Sex during pregnancy

  1. Can I have sex during pregnancy?

·         Yes. It is generally safe if you have a normal, low-risk pregnancy

·         Studies have concluded that there are no links to an increased risk of preterm labour or premature birth from having sex during pregnancy

·         It is recommended to wear condoms to avoid any sexually transmitted disease, which can affect your baby

·         Orgasm or sexual penetrations may induce Braxton-Hicks contractions (painless, irregular contractions)

      i.      However, this is not similar to labour contractions and you should not be concerned

·         It is acceptable to not have the desire to have sex as many pregnant mothers have different feelings towards sex during pregnancy

2.       When NOT to have sex during pregnancy

·         You are at risk for miscarriage or preterm labour

·         You are pregnant with twins

·         You have placenta previa (placenta near or covers the cervix)

·         You have cervical incompetence – cervix opens prematurely

·         You have a history of premature labour

·         You have unexplained vaginal bleeding

·         You started to leak amniotic fluid

Sex after delivery- Getting physical

Why I don’t have the desire to have sex after giving birth?

It’s normal to not feel like having sex in the first few weeks or months after delivering a baby. Nearly 9 out of 10 mothers feel like so three months after having a baby. One of the reasons being that you’re probably too worn out due to the lack of sleep from taking care of the new baby. Besides, hormonal changes while you’re breastfeeding can reduce your desire to have sex too.

Physical Issues

§  Soreness from tear, episiotomy or stitches. Even if you didn’t have an episiotomy or a tear, your vaginal area will feel sensitive and bruised for a period of time

§  Caesarean section is considered major surgery and if you’ve had it, it will take a while until you feel like having sex again. Your scar should heal by the time your stitches come off.

§  Feeling pain while having sex (known as dyspareunia) and having a tight or dry vagina is the most common issues amongst new mothers. The issues will tend to get better in time for the majority of the women. Lubricants can be helpful when it comes to vaginal dryness to enhance the experience.

Don’t be shy to seek help if these sexual issues are making you unhappy. You can always approach your midwife or your attending doctor and they may be able to help you.

Emotional Issues

§  Having postnatal blues/depression can make you feel less about having sex as well.
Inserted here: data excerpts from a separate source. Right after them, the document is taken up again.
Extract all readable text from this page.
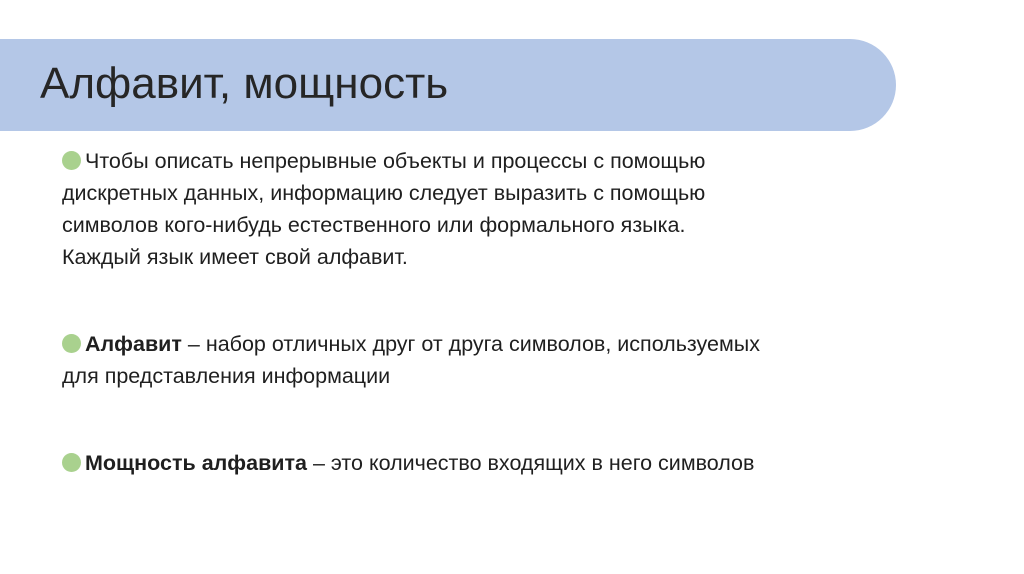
Алфавит, мощность
Чтобы описать непрерывные объекты и процессы с помощью
дискретных данных, информацию следует выразить с помощью
символов кого-нибудь естественного или формального языка.
Каждый язык имеет свой алфавит.
Алфавит – набор отличных друг от друга символов, используемых
для представления информации
Мощность алфавита – это количество входящих в него символов
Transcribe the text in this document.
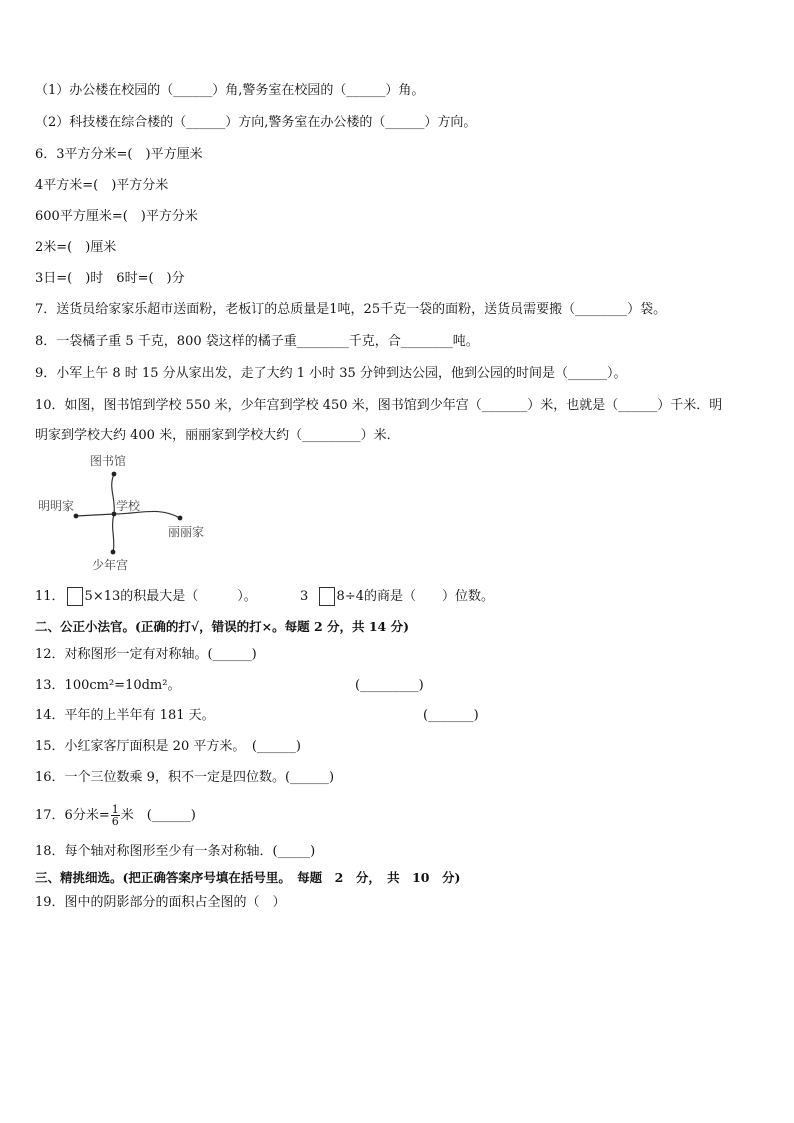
（1）办公楼在校园的（______）角,警务室在校园的（______）角。
（2）科技楼在综合楼的（______）方向,警务室在办公楼的（______）方向。
6．3平方分米=(　)平方厘米
4平方米=(　)平方分米
600平方厘米=(　)平方分米
2米=(　)厘米
3日=(　)时　6时=(　)分
7．送货员给家家乐超市送面粉，老板订的总质量是1吨，25千克一袋的面粉，送货员需要搬（________）袋。
8．一袋橘子重 5 千克，800 袋这样的橘子重________千克，合________吨。
9．小军上午 8 时 15 分从家出发，走了大约 1 小时 35 分钟到达公园，他到公园的时间是（______）。
10．如图，图书馆到学校 550 米，少年宫到学校 450 米，图书馆到少年宫（_______）米，也就是（______）千米．明
明家到学校大约 400 米，丽丽家到学校大约（_________）米．
图书馆
明明家	学校
丽丽家
少年宫
11． 5×13的积最大是（　　　）。	3 8÷4的商是（　　）位数。
二、公正小法官。(正确的打√，错误的打×。每题 2 分，共 14 分)
12．对称图形一定有对称轴。(______)
13．100cm²=10dm²。	(_________)
14．平年的上半年有 181 天。	(_______)
15．小红家客厅面积是 20 平方米。　(______)
16．一个三位数乘 9，积不一定是四位数。(______)
17．6分米= $\frac{1}{6}$ 米　(______)
18．每个轴对称图形至少有一条对称轴．(_____)
三、精挑细选。(把正确答案序号填在括号里。　每题　2　分，　共　10　分)
19．图中的阴影部分的面积占全图的（　）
If you’re feeling low, it’s important that you speak to your doctor about it so that he/she can refer you to a specialist for help.
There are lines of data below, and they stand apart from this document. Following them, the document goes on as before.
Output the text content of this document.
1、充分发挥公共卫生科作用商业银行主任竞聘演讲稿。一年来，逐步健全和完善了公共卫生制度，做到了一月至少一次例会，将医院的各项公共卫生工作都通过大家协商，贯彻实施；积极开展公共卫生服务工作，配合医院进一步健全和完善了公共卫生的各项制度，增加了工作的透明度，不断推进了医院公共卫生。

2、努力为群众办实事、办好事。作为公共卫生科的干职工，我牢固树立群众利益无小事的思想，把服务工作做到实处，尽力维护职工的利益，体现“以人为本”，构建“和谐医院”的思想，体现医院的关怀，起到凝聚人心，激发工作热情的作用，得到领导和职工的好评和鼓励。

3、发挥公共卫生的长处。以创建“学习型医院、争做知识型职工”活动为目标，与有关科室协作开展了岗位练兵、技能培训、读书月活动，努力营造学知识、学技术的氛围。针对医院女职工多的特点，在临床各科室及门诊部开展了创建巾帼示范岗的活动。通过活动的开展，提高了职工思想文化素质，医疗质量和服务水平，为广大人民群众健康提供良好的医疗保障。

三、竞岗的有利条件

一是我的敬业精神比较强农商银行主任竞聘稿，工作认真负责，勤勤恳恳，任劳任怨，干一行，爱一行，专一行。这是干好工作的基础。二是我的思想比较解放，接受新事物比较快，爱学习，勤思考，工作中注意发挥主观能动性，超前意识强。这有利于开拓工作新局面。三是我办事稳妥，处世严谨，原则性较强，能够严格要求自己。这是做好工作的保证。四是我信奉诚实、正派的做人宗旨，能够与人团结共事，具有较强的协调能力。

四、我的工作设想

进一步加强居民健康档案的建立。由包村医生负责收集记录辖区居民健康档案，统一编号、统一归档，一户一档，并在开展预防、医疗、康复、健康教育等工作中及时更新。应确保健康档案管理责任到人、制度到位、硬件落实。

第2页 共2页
Other symptoms to look out for include – severe mood swings, loss of appetite, fatigability (constantly feeling tired) and lack of joy in life.
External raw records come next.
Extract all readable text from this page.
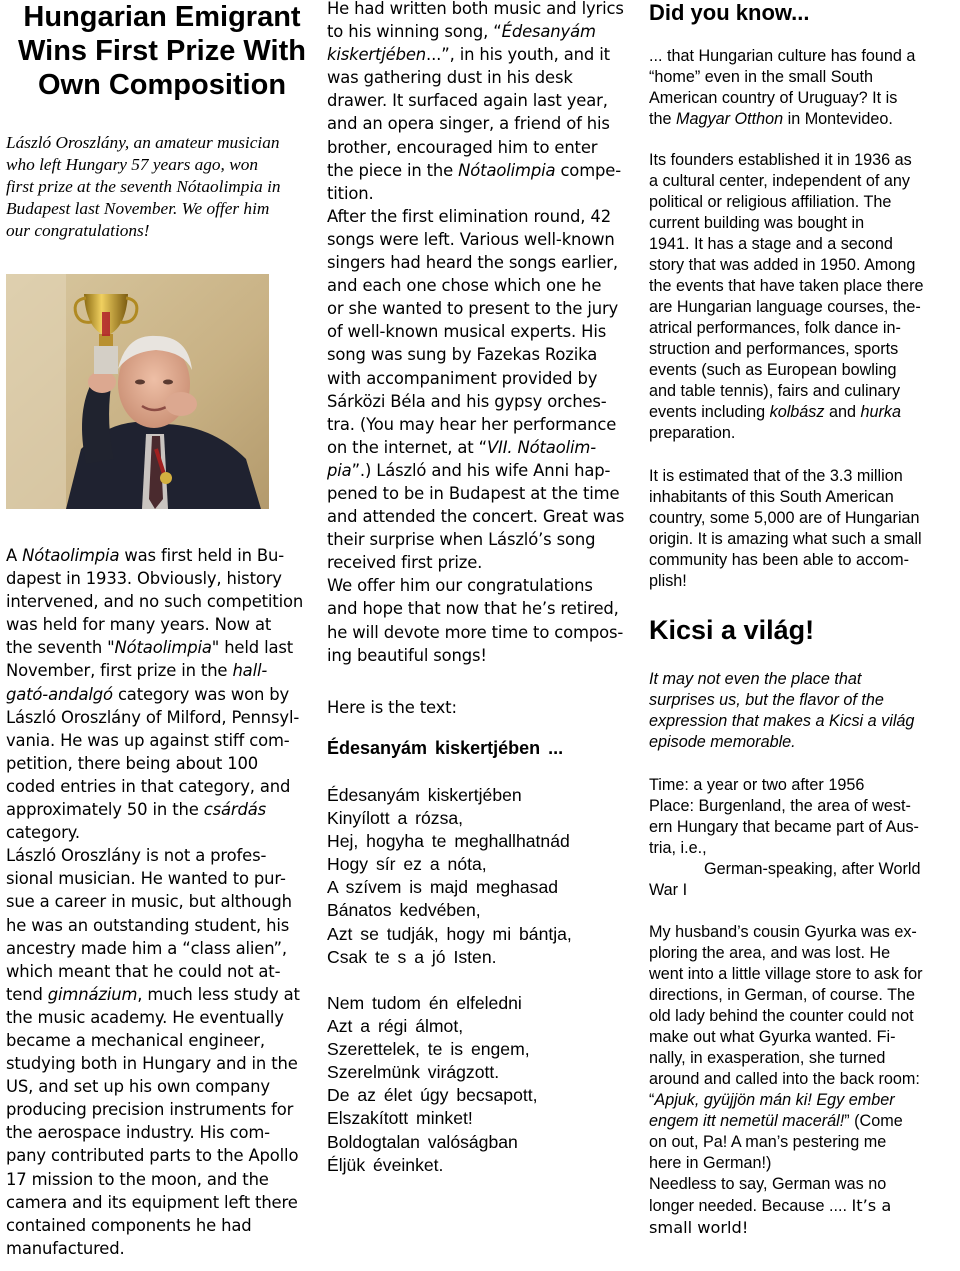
Hungarian Emigrant
Wins First Prize With
Own Composition

László Oroszlány, an amateur musician
who left Hungary 57 years ago, won
first prize at the seventh Nótaolimpia in
Budapest last November. We offer him
our congratulations!

A Nótaolimpia was first held in Bu-
dapest in 1933. Obviously, history
intervened, and no such competition
was held for many years. Now at
the seventh "Nótaolimpia" held last
November, first prize in the hall-
gató-andalgó category was won by
László Oroszlány of Milford, Pennsyl-
vania. He was up against stiff com-
petition, there being about 100
coded entries in that category, and
approximately 50 in the csárdás
category.
László Oroszlány is not a profes-
sional musician. He wanted to pur-
sue a career in music, but although
he was an outstanding student, his
ancestry made him a “class alien”,
which meant that he could not at-
tend gimnázium, much less study at
the music academy. He eventually
became a mechanical engineer,
studying both in Hungary and in the
US, and set up his own company
producing precision instruments for
the aerospace industry. His com-
pany contributed parts to the Apollo
17 mission to the moon, and the
camera and its equipment left there
contained components he had
manufactured.

He had written both music and lyrics
to his winning song, “Édesanyám
kiskertjében...”, in his youth, and it
was gathering dust in his desk
drawer. It surfaced again last year,
and an opera singer, a friend of his
brother, encouraged him to enter
the piece in the Nótaolimpia compe-
tition.
After the first elimination round, 42
songs were left. Various well-known
singers had heard the songs earlier,
and each one chose which one he
or she wanted to present to the jury
of well-known musical experts. His
song was sung by Fazekas Rozika
with accompaniment provided by
Sárközi Béla and his gypsy orches-
tra. (You may hear her performance
on the internet, at “VII. Nótaolim-
pia”.) László and his wife Anni hap-
pened to be in Budapest at the time
and attended the concert. Great was
their surprise when László’s song
received first prize.
We offer him our congratulations
and hope that now that he’s retired,
he will devote more time to compos-
ing beautiful songs!

Here is the text:

Édesanyám kiskertjében ...

Édesanyám kiskertjében
Kinyílott a rózsa,
Hej, hogyha te meghallhatnád
Hogy sír ez a nóta,
A szívem is majd meghasad
Bánatos kedvében,
Azt se tudják, hogy mi bántja,
Csak te s a jó Isten.

Nem tudom én elfeledni
Azt a régi álmot,
Szerettelek, te is engem,
Szerelmünk virágzott.
De az élet úgy becsapott,
Elszakított minket!
Boldogtalan valóságban
Éljük éveinket.

Did you know...

... that Hungarian culture has found a
“home” even in the small South
American country of Uruguay? It is
the Magyar Otthon in Montevideo.

Its founders established it in 1936 as
a cultural center, independent of any
political or religious affiliation. The
current building was bought in
1941. It has a stage and a second
story that was added in 1950. Among
the events that have taken place there
are Hungarian language courses, the-
atrical performances, folk dance in-
struction and performances, sports
events (such as European bowling
and table tennis), fairs and culinary
events including kolbász and hurka
preparation.

It is estimated that of the 3.3 million
inhabitants of this South American
country, some 5,000 are of Hungarian
origin. It is amazing what such a small
community has been able to accom-
plish!

Kicsi a világ!

It may not even the place that
surprises us, but the flavor of the
expression that makes a Kicsi a világ
episode memorable.

Time: a year or two after 1956
Place: Burgenland, the area of west-
ern Hungary that became part of Aus-
tria, i.e.,
German-speaking, after World
War I

My husband’s cousin Gyurka was ex-
ploring the area, and was lost. He
went into a little village store to ask for
directions, in German, of course. The
old lady behind the counter could not
make out what Gyurka wanted. Fi-
nally, in exasperation, she turned
around and called into the back room:
“Apjuk, gyüjjön mán ki! Egy ember
engem itt nemetül macerál!” (Come
on out, Pa! A man’s pestering me
here in German!)
Needless to say, German was no
longer needed. Because .... It’s a
small world!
§  You may have a different perception of your own body after giving birth. This would require time for you to feel comfortable in your own skin again. You can either feel proud of the bodily changes the pregnancy has caused you, or find it hard to deal with these alterations. All these feelings are valid. You should always talk about your feelings to your partner and not keep it all to yourself as you might just be surprised to hear what they’ve got to say!

Remember to always be open to your partner about all that you’re feeling. This is because your partner might feel rejected whenever he wants sex and you don’t – but you shouldn’t feel pressured before you are ready. Sex is supposed to be pleasurable on both ends, and not an obligation! There are many other ways to stay intimate with each other such as kissing and cuddling without full penetration. There’s also another end whereby your partner may feel unsure about sex after witnessing the birth. He may worry that he may hurt you, or be uncertain about his own feelings about the birth canal altogether. Thus, it’s important to communicate each other’s concerns to work through them together.